John Whorf (1903 - 1959)
Born: Winthrop, Massachusetts

The artistic journey of John Whorf began in Winthrop, Massachusetts where Whorf was born in 1903. At a young age he displayed a precocious talent and was given informal art lessons by his artist/graphic designer father, Harry C. Whorf. Around the age of fourteen John studied with Sherman Kidd followed by instruction at the Boston Museum School with Philip Leslie Hale and painting with William James. The Whorf family maintained a summer home in Provincetown where John stayed every summer. By the age of sixteen, Whorf began studies in Provincetown with George Elmer Browne (1871-1946) and Charles Webster Hawthorne (1872-1930) who were, unarguably, the two formative teachers in Whorf's life.

In 1924, Whorf was given his first one-man exhibition at the Grace Horne Gallery in Boston where he remained an annual exhibitor for the next fifteen years. By 1927, Whorf was being represented in New York at the prestigious Milch Gallery, where he exhibited annually until his death in 1959. Whorf's Boston representation subsequently included the venerable Vose Gallery and Shore Studio Gallery. Boston art critic Robert Taylor remarked that, "Whorf's record of thirty-two annual exhibitions [referring to Boston, but with as many in New York], each selling out, will probably never be paralleled." With the cooperation of Milch Gallery, which served as Whorf's agent, Whorf occasionally participated in group exhibitions nationwide.

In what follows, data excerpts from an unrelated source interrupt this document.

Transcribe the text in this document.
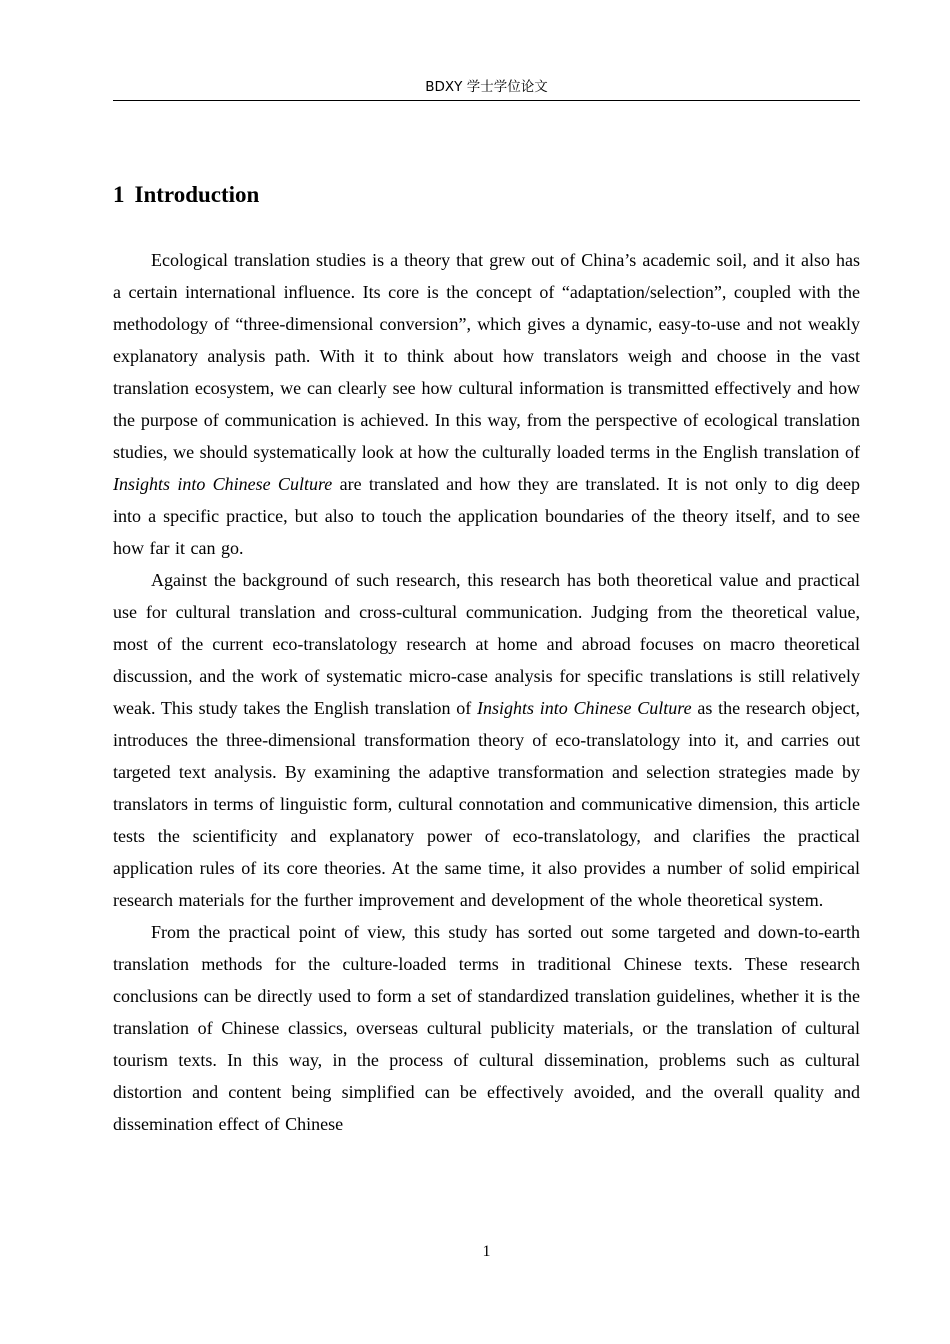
BDXY 学士学位论文
1 Introduction

Ecological translation studies is a theory that grew out of China’s academic soil, and it also has a certain international influence. Its core is the concept of “adaptation/selection”, coupled with the methodology of “three-dimensional conversion”, which gives a dynamic, easy-to-use and not weakly explanatory analysis path. With it to think about how translators weigh and choose in the vast translation ecosystem, we can clearly see how cultural information is transmitted effectively and how the purpose of communication is achieved. In this way, from the perspective of ecological translation studies, we should systematically look at how the culturally loaded terms in the English translation of Insights into Chinese Culture are translated and how they are translated. It is not only to dig deep into a specific practice, but also to touch the application boundaries of the theory itself, and to see how far it can go.

Against the background of such research, this research has both theoretical value and practical use for cultural translation and cross-cultural communication. Judging from the theoretical value, most of the current eco-translatology research at home and abroad focuses on macro theoretical discussion, and the work of systematic micro-case analysis for specific translations is still relatively weak. This study takes the English translation of Insights into Chinese Culture as the research object, introduces the three-dimensional transformation theory of eco-translatology into it, and carries out targeted text analysis. By examining the adaptive transformation and selection strategies made by translators in terms of linguistic form, cultural connotation and communicative dimension, this article tests the scientificity and explanatory power of eco-translatology, and clarifies the practical application rules of its core theories. At the same time, it also provides a number of solid empirical research materials for the further improvement and development of the whole theoretical system.

From the practical point of view, this study has sorted out some targeted and down-to-earth translation methods for the culture-loaded terms in traditional Chinese texts. These research conclusions can be directly used to form a set of standardized translation guidelines, whether it is the translation of Chinese classics, overseas cultural publicity materials, or the translation of cultural tourism texts. In this way, in the process of cultural dissemination, problems such as cultural distortion and content being simplified can be effectively avoided, and the overall quality and dissemination effect of Chinese

1
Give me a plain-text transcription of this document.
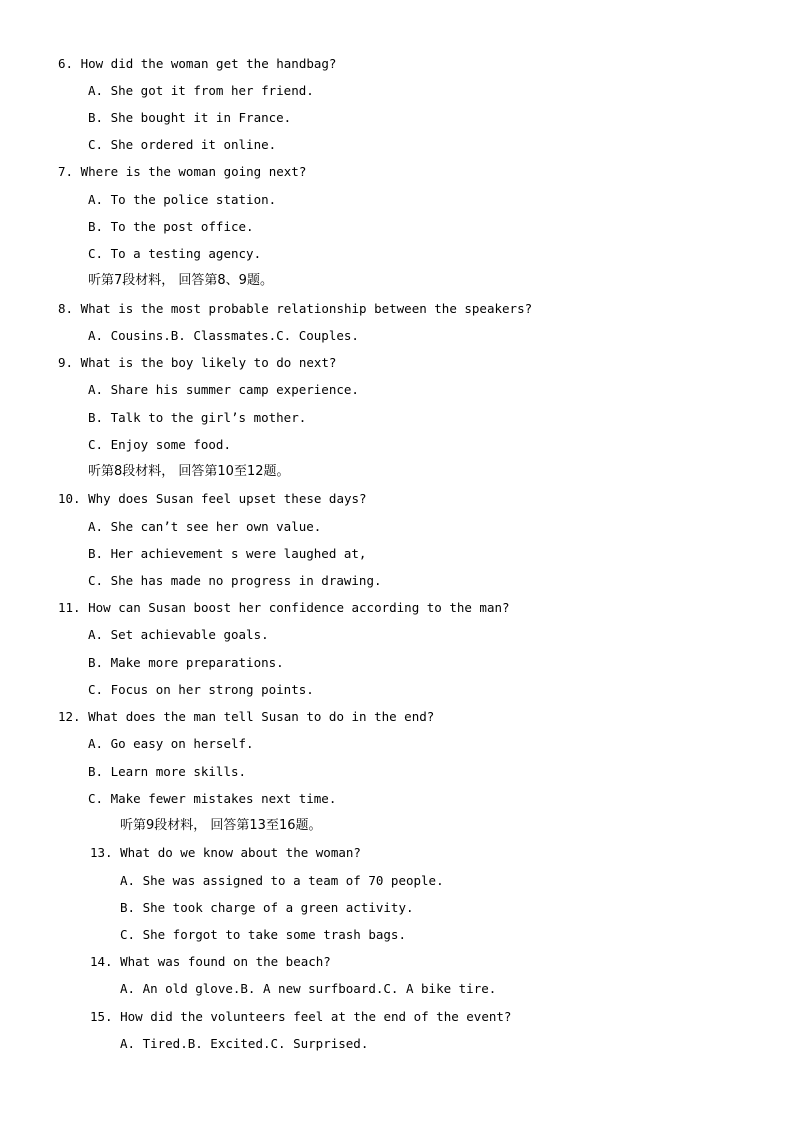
6. How did the woman get the handbag?
A. She got it from her friend.
B. She bought it in France.
C. She ordered it online.
7. Where is the woman going next?
A. To the police station.
B. To the post office.
C. To a testing agency.
听第7段材料， 回答第8、9题。
8. What is the most probable relationship between the speakers?
A. Cousins.B. Classmates.C. Couples.
9. What is the boy likely to do next?
A. Share his summer camp experience.
B. Talk to the girl’s mother.
C. Enjoy some food.
听第8段材料， 回答第10至12题。
10. Why does Susan feel upset these days?
A. She can’t see her own value.
B. Her achievement s were laughed at,
C. She has made no progress in drawing.
11. How can Susan boost her confidence according to the man?
A. Set achievable goals.
B. Make more preparations.
C. Focus on her strong points.
12. What does the man tell Susan to do in the end?
A. Go easy on herself.
B. Learn more skills.
C. Make fewer mistakes next time.
听第9段材料， 回答第13至16题。
13. What do we know about the woman?
A. She was assigned to a team of 70 people.
B. She took charge of a green activity.
C. She forgot to take some trash bags.
14. What was found on the beach?
A. An old glove.B. A new surfboard.C. A bike tire.
15. How did the volunteers feel at the end of the event?
A. Tired.B. Excited.C. Surprised.
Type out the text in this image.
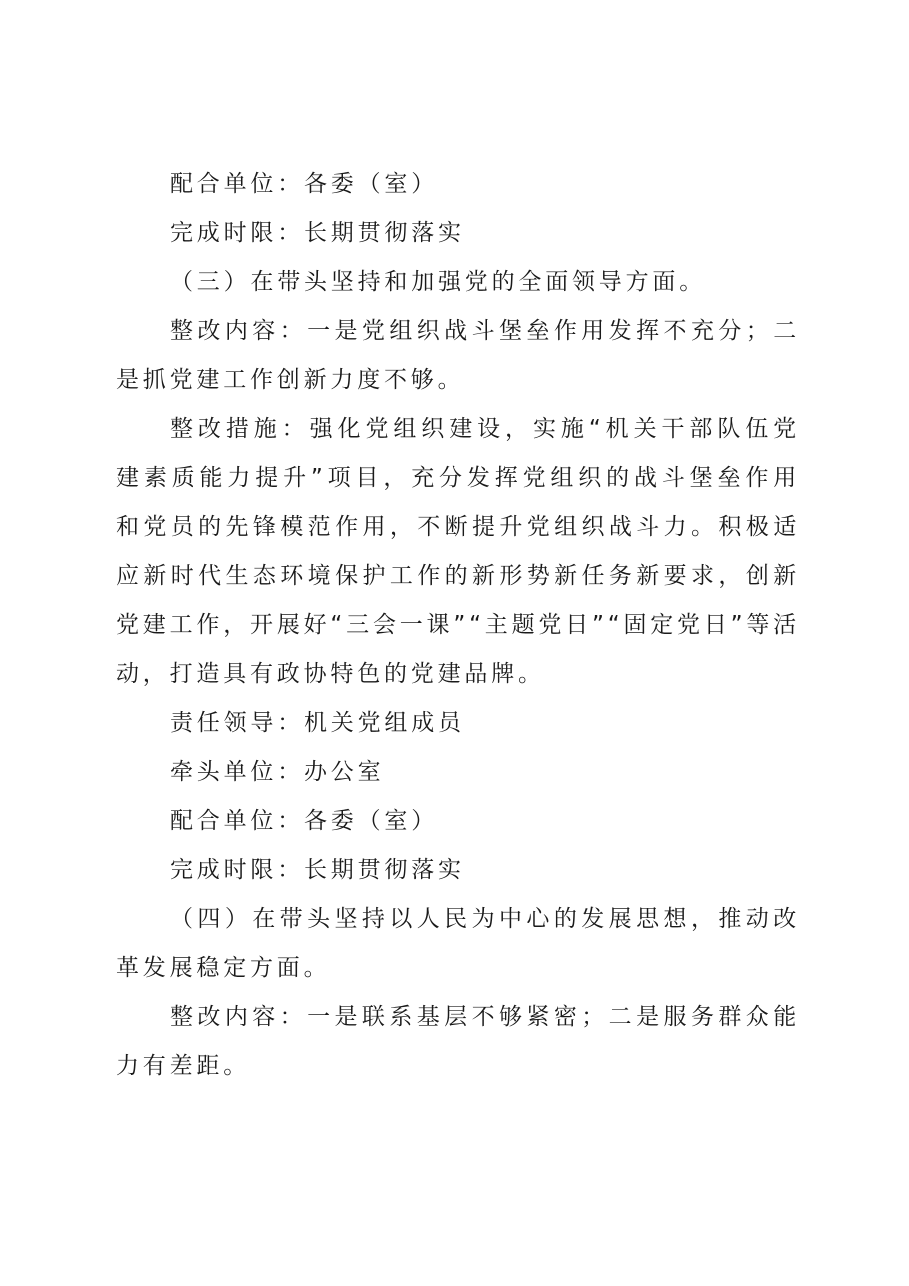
配合单位：各委（室）

完成时限：长期贯彻落实

（三）在带头坚持和加强党的全面领导方面。

整改内容：一是党组织战斗堡垒作用发挥不充分；二是抓党建工作创新力度不够。

整改措施：强化党组织建设，实施“机关干部队伍党建素质能力提升”项目，充分发挥党组织的战斗堡垒作用和党员的先锋模范作用，不断提升党组织战斗力。积极适应新时代生态环境保护工作的新形势新任务新要求，创新党建工作，开展好“三会一课”“主题党日”“固定党日”等活动，打造具有政协特色的党建品牌。

责任领导：机关党组成员

牵头单位：办公室

配合单位：各委（室）

完成时限：长期贯彻落实

（四）在带头坚持以人民为中心的发展思想，推动改革发展稳定方面。

整改内容：一是联系基层不够紧密；二是服务群众能力有差距。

By the late 1920s and then living in the Boston suburb of Brookline, Whorf had all but abandoned oil paint in favor of watercolor, which, he said, suited his temperament, his eagerness to awaken his sense of immediacy. Traditionally considered a tint medium, critics noted that Whorf's bold, virile use of watercolor, and his employment of oil painting techniques - the building of color - had broken new ground. Whorf's transition to watercolor is also explained, in part, by a childhood injury - a severed sciatic nerve that resulted from a splintered hip after Whorf jumped off an old Provincetown wharf and hit a submerged object - that resulted initially in paralysis and then in a lifelong permanent weakness in one leg that made it increasingly difficult to transport the paraphernalia necessary for oil painting. Despite his disability, Whorf traveled widely and painted throughout Spain, France, Portugal and Morocco.  

By the late-1930s, Whorf had ceased his far-flung travels and had relocated permanently from Boston to Provincetown where he began to nurture an increasingly indigenous viewpoint, Provincetown, Boston and rural New England furnishing him with a wealth of material and atmospheric mood. His beloved Provincetown was a never-ending source of inspiration and subject matter, the handsome design of the trap boats and the town's quaint byways and backyard gardens becoming favorite subjects.

Among Whorf's many honors and recognitions are the Logan Medal, awarded by the Art Institute of Chicago in 1928, and his honorary Master of Arts degree awarded by Harvard University in 1938, Whorf being the first contemporary painter to be so recognized. That same year, Whorf was one of only two Boston artists to be selected by the Museum of Modern Art for its exhibition in Paris. The following year, the Art Institute of Chicago again honored Whorf with a special exhibition of his watercolors, alongside collections by Edward Hopper and Henri Matisse. In 1947, Whorf was elected to the National Academy of Design and, in 1948, to the American Watercolor Society. In Provincetown, he was a proud and active member of the famed Beachcombers. Whorf, who married Vivienne Wing in March 1925 and was the father of four children, died in Provincetown in 1959 at the age of 56.

Whorf's paintings are included in private collections across America and he is represented in major museum collections, including the Smithsonian American Art Museum; Metropolitan Museum of Art: Museum of Fine Arts; Brigham Young University Museum of Art; Brooklyn Museum; Rhode Island School of Design Museum; Massachusetts Institute of Technology, List Visual Arts Center; National Academy of Design; Art Institute of Chicago; Indianapolis Museum of Art; Addison Gallery of American Art/Phillips Academy; Provincetown Art Association and Museum; Pilgrim Monument and Provincetown Museum; Fogg Art Museum, Harvard University; Canton (Ohio) Museum of Art; Butler Institute of American Art; Baltimore Museum of Art; Pitti Gallery (Florence, Italy) and the National Museum, Copenhagen.